5th August 2010

From an external perspective it would seem that the local authority network is focused solely on the forthcoming local enterprise partnership discussions (LEPs) and how it may impact on their control of services.

Since the notice from the government that Regional Development Agencies – and also regional government offices – are to be abolished there has been little talk of anything other than LEPs. Reaction varies from authorities caught like rabbits in headlights awaiting “further guidance” to those who see it as a way to wrest power and control. The government has been specific in that they are seeking views from local areas and will not be issuing more guidance and yet some authorities cling on to the hope of details emerging telling them what they have to do just like a toddler with a comfort blanket. It is very disappointing that officers have become so used to “obeying orders” that many seem to have lost the ability to think for themselves.

At the other end of the spectrum the opportunistic see this as a chance to grab the initiative (and power) and are seeking to overturn the “old order”. I have had so many conversations with officers and members that I am dizzy with the myriad of solutions being touted around.

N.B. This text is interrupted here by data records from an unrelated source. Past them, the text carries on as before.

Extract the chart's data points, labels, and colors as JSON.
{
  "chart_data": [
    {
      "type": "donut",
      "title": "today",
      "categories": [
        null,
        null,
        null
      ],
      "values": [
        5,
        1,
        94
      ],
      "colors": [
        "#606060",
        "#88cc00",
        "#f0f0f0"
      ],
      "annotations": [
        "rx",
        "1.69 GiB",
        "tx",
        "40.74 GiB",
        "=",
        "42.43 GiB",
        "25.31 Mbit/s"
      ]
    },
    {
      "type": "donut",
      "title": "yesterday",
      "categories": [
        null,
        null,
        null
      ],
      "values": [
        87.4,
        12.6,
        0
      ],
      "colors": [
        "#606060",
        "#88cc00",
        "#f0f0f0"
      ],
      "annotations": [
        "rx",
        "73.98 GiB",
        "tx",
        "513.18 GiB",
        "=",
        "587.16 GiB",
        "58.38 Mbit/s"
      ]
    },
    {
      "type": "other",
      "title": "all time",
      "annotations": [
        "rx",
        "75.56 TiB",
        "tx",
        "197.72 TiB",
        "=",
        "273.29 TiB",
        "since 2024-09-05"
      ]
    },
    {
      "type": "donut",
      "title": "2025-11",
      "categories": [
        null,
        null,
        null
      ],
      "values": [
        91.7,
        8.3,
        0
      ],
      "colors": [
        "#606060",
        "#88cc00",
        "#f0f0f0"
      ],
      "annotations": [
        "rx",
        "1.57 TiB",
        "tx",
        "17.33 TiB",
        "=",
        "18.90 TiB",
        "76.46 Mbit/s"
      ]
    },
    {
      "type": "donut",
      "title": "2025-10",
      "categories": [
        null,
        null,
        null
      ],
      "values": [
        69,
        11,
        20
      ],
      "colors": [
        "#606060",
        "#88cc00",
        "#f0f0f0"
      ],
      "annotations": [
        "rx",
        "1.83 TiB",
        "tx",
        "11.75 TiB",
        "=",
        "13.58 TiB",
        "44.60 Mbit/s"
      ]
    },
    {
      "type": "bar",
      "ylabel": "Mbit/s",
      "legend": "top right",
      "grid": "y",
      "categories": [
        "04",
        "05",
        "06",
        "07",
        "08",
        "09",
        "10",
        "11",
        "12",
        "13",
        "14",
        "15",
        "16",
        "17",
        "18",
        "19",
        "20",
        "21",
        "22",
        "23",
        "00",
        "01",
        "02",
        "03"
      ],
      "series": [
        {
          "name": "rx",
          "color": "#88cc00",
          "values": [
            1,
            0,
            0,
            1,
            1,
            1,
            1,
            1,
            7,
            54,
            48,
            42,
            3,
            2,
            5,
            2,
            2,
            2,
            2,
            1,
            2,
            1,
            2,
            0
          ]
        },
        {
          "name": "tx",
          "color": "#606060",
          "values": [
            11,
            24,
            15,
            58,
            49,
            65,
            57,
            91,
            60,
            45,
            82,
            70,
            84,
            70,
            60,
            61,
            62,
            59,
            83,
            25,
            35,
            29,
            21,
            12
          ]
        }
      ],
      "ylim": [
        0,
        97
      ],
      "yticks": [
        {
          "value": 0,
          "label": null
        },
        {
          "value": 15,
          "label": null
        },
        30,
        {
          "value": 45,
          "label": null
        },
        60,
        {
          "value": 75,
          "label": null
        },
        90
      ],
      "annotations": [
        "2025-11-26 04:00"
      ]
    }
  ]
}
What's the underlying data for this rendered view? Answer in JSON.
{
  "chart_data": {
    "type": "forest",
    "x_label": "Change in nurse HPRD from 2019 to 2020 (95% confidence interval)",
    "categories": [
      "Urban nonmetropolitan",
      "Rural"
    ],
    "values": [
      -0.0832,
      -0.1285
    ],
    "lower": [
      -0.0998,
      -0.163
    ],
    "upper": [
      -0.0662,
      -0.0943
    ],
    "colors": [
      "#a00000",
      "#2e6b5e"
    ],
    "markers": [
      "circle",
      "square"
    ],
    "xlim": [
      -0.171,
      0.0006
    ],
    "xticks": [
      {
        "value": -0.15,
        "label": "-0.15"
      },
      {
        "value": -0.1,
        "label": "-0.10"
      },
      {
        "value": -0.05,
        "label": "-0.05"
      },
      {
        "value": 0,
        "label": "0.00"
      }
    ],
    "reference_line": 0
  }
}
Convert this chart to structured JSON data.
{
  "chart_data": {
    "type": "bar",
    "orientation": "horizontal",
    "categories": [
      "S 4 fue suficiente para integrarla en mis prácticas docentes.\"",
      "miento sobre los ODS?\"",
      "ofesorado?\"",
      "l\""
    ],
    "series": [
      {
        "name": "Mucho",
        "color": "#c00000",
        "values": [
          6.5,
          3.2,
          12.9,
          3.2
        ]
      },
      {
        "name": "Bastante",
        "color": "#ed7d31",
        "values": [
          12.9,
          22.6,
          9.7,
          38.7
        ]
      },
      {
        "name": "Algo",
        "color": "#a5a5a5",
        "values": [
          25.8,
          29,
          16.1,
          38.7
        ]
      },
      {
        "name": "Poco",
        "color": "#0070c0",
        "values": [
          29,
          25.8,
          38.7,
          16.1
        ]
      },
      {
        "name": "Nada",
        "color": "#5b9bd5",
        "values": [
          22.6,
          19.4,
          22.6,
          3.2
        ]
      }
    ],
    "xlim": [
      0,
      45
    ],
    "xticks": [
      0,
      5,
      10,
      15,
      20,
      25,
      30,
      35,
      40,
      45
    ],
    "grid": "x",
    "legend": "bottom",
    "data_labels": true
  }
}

I am realistic enough to understand that the decisions on what the boundaries may be will be decided by politicians. Businesses have neither the time nor inclination to spend hour after hour arguing over lines on a map.

So what seems to be emerging? At this stage it is clear that upper level authorities see boundaries concurrent with theirs and that it is a chance to wrest more control for themselves. On the whole districts are disgruntled and are seeking different pairings which appear to have greater resonance with the governments vision of local economic areas with a degree of common issues. Worryingly there is little in the way of original thinking and exciting and different ideas being discussed.

In the East of England we suffer from a lack of a regional identity with places like Herrtfordshire having little in common with Norfolk for example. This should be the catalyst for original thinking and LEPs emerging which do not follow simple county lines. For example Great Yarmouth and Lowestoft are reliant on each other (even if both authorities refuse to acknowledge that) and have more in common than they do with say Ipswich and Kings Lynn and yet county lines preclude real engagement. Similarly the coastal strip from Kings Lynn to Harwich shares ports to tourism, energy to erosion and would make a very interesting LEP which could be unique – thus increasing the chance of accessing funding. In the other direction a LEP based on Peterborough and including the fens, south lincs, west norfolk and rural cambridgeshire has much to commend it.

So where does business fit in? Somewhere down the line in all honesty. There has been minimal discussion with real businesses with local authorities believing that if they consult with Chambers of Commerce, the IOD and FSB that they have ticked that box. We support – and are members of – each of these organisations but they are not business. We need CEOs and Chairmen of businesses to sit on LEPs if they are to be anything other than talking shops. I even got hold of one internal council document which suggested that despite government instruction that a LEP must have local authority majority or they would be “undemocratic” and power may be ceded to “unaccountable” individuals! I know who I would rather have running my budgets!

This is a great opportunity to shape local plans over the next few years and yet I wonder if I am being too cynical in believing that little will change. I want a strong local economy based on enterprise and cutting through the ridiculous bureaucracy which stops most business people from becoming councillors. I hope that LEPs become local powerhouses for change but based on what I have seen and heard so far my hopes are not that high.